Post Office management had already warned that 5,000 rural offices, each employing two or three people, were under threat. Despite the fact that the counters division was to remain in public ownership, 25 per cent of its transactions came from Royal Mail and Parcel Force and thousands more jobs were therefore under threat. About 1,800 such offices had small delivery units attached to them which would also be vulnerable, the union said.

In an article for the Independent today Mr Johnson says the plan to split up the Post Office would destroy the synergy between the different elements of the organisation and would have a particular impact on rural sites.

He argues that no one in the corporation at any level supports the plan to break it up. He believes that signals of approval coming from management are artificial.

Mr Johnson's warning about privatisation is based on the experience of other union leaders. All privatisations have resulted in considerable cutbacks.

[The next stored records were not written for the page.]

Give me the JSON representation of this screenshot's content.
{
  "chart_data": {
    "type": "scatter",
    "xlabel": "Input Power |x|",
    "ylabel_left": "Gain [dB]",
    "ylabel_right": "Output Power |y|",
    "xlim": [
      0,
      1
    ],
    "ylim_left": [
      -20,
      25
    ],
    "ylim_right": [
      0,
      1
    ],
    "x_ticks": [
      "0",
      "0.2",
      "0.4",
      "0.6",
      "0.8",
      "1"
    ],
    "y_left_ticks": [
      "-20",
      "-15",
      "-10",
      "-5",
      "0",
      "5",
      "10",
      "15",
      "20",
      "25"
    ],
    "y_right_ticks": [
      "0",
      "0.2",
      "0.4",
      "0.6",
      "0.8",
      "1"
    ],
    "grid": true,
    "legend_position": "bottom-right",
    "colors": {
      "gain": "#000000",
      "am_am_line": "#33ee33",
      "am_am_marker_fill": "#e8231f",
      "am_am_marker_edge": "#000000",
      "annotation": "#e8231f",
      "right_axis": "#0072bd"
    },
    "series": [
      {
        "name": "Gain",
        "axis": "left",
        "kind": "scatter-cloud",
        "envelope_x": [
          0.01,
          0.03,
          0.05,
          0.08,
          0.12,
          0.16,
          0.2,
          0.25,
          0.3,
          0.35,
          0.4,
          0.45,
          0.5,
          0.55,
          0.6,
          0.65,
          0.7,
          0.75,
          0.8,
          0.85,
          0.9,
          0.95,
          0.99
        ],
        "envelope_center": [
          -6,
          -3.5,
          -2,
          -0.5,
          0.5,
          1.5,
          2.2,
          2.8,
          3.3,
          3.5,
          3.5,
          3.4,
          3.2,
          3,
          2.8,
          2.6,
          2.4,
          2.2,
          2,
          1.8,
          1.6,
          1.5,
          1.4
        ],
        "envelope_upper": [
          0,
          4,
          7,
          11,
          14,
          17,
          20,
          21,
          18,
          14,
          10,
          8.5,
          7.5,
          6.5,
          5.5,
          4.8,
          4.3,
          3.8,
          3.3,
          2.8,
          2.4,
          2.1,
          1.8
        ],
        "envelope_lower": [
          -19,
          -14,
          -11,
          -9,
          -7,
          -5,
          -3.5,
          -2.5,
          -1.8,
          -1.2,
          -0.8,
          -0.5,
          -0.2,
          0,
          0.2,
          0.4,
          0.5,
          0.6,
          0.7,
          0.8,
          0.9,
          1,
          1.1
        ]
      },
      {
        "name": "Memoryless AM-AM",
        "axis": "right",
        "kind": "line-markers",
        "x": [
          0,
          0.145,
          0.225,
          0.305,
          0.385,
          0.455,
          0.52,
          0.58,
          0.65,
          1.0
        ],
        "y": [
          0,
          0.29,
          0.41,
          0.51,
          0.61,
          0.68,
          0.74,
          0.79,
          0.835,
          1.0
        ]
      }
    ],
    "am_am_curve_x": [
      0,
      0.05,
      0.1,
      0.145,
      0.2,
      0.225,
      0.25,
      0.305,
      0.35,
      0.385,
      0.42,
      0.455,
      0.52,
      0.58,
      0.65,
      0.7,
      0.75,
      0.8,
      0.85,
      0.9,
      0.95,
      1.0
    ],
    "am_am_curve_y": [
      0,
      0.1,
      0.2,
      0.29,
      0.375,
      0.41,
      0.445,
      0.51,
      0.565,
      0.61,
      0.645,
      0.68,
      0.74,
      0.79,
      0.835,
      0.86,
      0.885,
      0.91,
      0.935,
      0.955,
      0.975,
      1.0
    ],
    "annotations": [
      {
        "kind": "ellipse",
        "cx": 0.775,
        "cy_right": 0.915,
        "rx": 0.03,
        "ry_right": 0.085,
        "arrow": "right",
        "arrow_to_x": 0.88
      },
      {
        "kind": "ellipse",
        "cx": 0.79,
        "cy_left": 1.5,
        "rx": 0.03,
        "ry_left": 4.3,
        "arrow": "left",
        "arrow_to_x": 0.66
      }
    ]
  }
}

When British Telecom was sold off in 1984 it employed more than 240,000 people. Now under private control, despite remaining Britain's largest private sector employer, BT's workforce is down to 155,000 with plans to cut a further 15,000 this financial year. Unquantified reductions are promised thereafter.

Before British Gas was sold off in 1986 it employed 90,000 people, but management are currently warning that the workforce will have to be reduced to 40,500 by the end of 1998. The steel industry has been severely reduced and coal has followed the same path even before it is sold off.

While under the strategy for the Post Office indicated by Michael Heseltine, President of the Board of Trade, the privatisation will only be partial, postal workers believe they could still suffer large-scale job losses.

Mr Johnson said his members are also worried about their terms and conditions of employment, especially the security of their pension fund.